A Chinese airline has sparked a race row after its in-flight magazine warned travelers to London to dodge the city’s ethnic minority areas.
The article-- which appeared in the in-flight magazine Wings of China, distributed on Air China – has been branded as "racist," "outrageous" and "insulting" by online commenters and public officials.
“London is generally a safe place to travel, however precautions are needed when entering areas mainly populated by Indians, Pakistanis and black people,” it reads.
“We advise tourists not to go out alone at night, and females always to be accompanied by another person when travelling.”
The phrase is then repeated in both Mandarin and English in the magazine’s in-depth feature on the multi-cultural capital.
The article was spotted by Chinese journalist Haze Fan on a flight in China.
It enraged her so much she tweeted a picture of it to Mayor of London Sadiq Khan asking him what he thought.
She wrote how her Londoner fiancée “felt it rather insulting”.
Now politicians are demanding an apology and that the phrase is removed from the publication.
China Air, which is Asia’s third biggest airline and flies twice daily between London and Beijing has yet to comment.
But Dr. Rosena Allin-Khan, Labour MP for Tooting, which has one of the largest Indian and Pakistani populations in London, told the Standard: “My initial thoughts were that the comments were outrageous.
“I think that it is offensive to Londoners and I would like to see it removed. I would also like to ask the airline why they thought these precautions needed to be taken. Why they feel they needed to warn people of something that is not reflective of London at all?"
Lambeth and Southwark London assembly member Florence Eshalomi added “you couldn’t make up these outdated and near-on racist views."
She said: “I keep thinking, is this 2016? We want people who embrace our diversity and different culture – that is the make-up of London.
“If airlines have a problem with that then we don’t want them in London.”
A spokesman from civil rights campaign group Hope Not Hate spokesman said: “It beggars belief to understand how they could have been written in the first place. They should be removed immediately. Londoners deserve an apology.”

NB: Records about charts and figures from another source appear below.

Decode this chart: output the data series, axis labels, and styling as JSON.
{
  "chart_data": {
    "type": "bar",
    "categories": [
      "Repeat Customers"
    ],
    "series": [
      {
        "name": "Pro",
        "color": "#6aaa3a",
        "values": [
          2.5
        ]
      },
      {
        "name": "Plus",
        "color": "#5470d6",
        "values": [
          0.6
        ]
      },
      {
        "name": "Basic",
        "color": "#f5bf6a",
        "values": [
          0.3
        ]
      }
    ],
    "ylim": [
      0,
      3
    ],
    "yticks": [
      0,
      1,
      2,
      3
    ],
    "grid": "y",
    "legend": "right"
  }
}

Britain is an increasingly popular destination for Chinese tourists. According to government agency VisitBritain, more than 270,000 Chinese visited Britain in 2015, up 46 percent on the previous year.
This was after the number of Chinese tourists doubled in the five years to 2014.
Chinese visitors spent $786 million in total in Britain in 2015, up 18 percent on 2014.
And in January, Britain launched a new, two-year, multiple-entry visa in a bid to woo even more Chinese visitors to its shores, following changes made in 2015 that allowed tourists and business travellers to apply for both British and European visas in a single process.
Chinese companies have been criticised previously for their depictions of various races.
In May, a Chinese detergent company apologised for a commercial that showed an Asian woman shoving a dirt-smeared black man into a washing machine, only for him to emerge as a clean Asian man.
The ad, which ran on Chinese social media platforms, was quickly dubbed “the most racist commercial ever.”